Taken together, the study provides preliminary indications on the sensitivity and usefulness of the EBA-O in catching emotionally related eating behaviors. Furthermore, the EBA-O guarantees a very intuitive approach, making it easier to be administered and interpreted by clinicians who are not specialized in the field of eating disorders.

Accordingly, this tool fits with the actual aim of screening patients with obesity at risk for eating disorders who should be referred to more specialized settings and would benefit from an integrated approach (i.e., nutritional, medical, psychological, pharmacological).
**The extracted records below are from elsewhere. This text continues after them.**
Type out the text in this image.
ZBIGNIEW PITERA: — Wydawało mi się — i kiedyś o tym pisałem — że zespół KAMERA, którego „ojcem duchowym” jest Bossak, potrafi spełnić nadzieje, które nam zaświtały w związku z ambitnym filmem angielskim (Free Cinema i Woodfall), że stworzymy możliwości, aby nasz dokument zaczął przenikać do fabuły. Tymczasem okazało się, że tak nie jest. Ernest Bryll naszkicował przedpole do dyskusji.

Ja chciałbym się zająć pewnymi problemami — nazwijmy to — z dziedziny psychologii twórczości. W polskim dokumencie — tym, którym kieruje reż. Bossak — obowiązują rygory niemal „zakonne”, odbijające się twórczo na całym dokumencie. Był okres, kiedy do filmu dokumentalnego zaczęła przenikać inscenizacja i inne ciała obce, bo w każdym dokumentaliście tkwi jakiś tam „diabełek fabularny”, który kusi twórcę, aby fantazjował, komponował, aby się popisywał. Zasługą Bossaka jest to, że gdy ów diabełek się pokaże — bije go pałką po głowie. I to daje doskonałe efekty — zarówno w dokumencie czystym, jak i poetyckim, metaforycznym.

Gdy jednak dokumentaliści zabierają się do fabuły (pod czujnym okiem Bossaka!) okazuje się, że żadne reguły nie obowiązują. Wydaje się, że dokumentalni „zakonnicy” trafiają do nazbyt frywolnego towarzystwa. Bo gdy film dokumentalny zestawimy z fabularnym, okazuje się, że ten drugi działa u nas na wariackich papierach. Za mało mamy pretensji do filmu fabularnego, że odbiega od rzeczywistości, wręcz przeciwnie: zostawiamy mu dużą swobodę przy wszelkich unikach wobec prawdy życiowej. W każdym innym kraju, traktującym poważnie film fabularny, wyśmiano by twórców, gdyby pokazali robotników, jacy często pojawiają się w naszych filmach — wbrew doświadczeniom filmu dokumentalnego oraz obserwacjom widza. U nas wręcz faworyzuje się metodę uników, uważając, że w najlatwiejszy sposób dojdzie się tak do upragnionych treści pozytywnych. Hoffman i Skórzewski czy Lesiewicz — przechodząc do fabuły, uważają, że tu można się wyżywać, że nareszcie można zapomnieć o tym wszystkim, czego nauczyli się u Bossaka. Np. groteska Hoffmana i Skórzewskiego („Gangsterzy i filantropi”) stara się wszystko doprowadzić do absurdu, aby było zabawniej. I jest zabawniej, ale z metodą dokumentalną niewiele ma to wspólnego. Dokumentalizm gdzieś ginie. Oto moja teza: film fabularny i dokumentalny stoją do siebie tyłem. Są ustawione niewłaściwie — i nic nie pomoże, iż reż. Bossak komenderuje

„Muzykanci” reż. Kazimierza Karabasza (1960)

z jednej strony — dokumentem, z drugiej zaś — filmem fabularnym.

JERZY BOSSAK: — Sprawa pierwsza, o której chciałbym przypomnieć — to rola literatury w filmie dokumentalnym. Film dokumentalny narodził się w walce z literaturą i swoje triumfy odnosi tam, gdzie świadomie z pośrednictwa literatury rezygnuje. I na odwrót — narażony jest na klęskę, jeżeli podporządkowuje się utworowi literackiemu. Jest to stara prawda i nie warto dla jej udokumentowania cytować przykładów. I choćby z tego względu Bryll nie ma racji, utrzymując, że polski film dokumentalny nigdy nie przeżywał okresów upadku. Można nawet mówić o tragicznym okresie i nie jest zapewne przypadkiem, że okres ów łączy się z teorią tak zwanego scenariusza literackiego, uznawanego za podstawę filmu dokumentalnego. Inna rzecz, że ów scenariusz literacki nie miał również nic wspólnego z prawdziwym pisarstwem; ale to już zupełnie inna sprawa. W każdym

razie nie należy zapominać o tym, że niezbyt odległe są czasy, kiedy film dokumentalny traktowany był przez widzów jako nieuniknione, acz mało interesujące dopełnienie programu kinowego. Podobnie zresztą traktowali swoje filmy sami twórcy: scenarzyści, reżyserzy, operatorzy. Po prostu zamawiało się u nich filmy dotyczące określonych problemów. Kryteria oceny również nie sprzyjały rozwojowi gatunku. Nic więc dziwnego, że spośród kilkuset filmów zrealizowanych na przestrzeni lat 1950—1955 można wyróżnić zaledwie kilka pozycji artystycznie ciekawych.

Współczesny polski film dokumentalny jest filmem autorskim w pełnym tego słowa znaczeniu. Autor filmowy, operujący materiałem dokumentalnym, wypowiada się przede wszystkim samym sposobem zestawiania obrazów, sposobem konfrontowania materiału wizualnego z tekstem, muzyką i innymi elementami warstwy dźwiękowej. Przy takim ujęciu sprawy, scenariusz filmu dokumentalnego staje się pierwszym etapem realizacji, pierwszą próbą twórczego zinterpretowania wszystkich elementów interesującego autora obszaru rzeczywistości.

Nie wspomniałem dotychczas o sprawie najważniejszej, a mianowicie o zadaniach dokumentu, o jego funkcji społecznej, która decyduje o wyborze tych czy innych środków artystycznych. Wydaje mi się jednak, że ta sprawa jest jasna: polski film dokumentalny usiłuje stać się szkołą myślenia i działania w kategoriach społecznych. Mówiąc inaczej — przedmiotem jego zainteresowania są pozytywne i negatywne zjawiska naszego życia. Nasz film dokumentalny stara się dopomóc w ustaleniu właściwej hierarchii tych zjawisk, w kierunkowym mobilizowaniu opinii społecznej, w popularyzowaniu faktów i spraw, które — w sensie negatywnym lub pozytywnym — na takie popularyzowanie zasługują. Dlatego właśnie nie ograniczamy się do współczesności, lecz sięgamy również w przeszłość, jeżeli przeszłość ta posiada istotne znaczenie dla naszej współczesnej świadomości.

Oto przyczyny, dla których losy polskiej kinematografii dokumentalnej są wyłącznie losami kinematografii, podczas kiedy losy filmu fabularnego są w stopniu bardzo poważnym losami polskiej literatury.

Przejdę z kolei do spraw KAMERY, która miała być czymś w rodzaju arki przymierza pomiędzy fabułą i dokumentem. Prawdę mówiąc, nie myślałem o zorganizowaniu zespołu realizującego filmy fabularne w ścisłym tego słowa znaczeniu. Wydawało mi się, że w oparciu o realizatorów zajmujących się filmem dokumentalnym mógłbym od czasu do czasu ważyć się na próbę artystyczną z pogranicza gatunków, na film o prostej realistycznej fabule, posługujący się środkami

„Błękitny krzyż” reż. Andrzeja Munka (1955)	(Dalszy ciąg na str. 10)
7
Before reaching the conclusions, the authors want to acknowledge strengths and limits of this research. The main strength of this study lies in the tripartite design that allowed, in a different but consecutive way, to develop, validate and test a new measure that has shown its validity and usefulness in the clinical practice. The item development took into account either experts’ or the target population’s opinion, enabling a more accurate and understandable description of eating behaviors. The authors admit the small sample size for study 3; unfortunately, the limitations of access to clinics during the quarantine due to the COVID-19 emergency explain the sample shortage that only future research will solve. Although samples from study 1 and 2 spanned across different ages and men were included, we acknowledge that age- and gender-related issues should be kept in mind when assessing eating behaviors. Some eating behaviors, such as restriction and fasting, might be overrepresented in adolescence and binge-purge more common through the adulthood span [39, 40]. Furthermore, some dysfunctional eating behaviors result predominant in women (i.e. binge eating, food addiction), and male gender was underrepresented in all three studies. This fact closely resembles the real world, not only because obesity is more frequent among females, but also because women tend to participate more than men in studies in the psychological field [41]. However, a bias in the structural analysis cannot be excluded. Given that such developmental and gender-related perspective may have different related implications for the assessment and the treatment, further investigations with stratified samples are encouraged. Finally, we did not run a re-test, making it difficult to understand if the EBA-O is a stable eating behavior measure; but, as a matter of fact, the EBA-O is proposed as a state and not as a trait measure.

Conclusions

The psychometric properties of the EBA-O support this instrument as a high-quality, reliable and easy-to-use screening tool in the clinical practice, especially for clinicians without expertise in eating disorders. If we are to prevent treatment relapse and dropouts, the screening of pathological eating behaviors could guide clinicians dealing with obesity in tailoring treatments according to eating behaviors and in referring patients at higher risk for eating disorders to specialized eating disorders units.

What is already known on this subject?

Pathological eating behaviors may drive to phenotype obese patients. To date, there is no available specific assessment to evaluate pathological eating behaviors in obesity.

What does this study add?

The EBA-O is a self-report measure developed to identify emotional-related eating behaviors among patients with obesity. It has proven to be a valuable, reliable and feasible tool for clinicians, also without expertise in the field of eating disorders.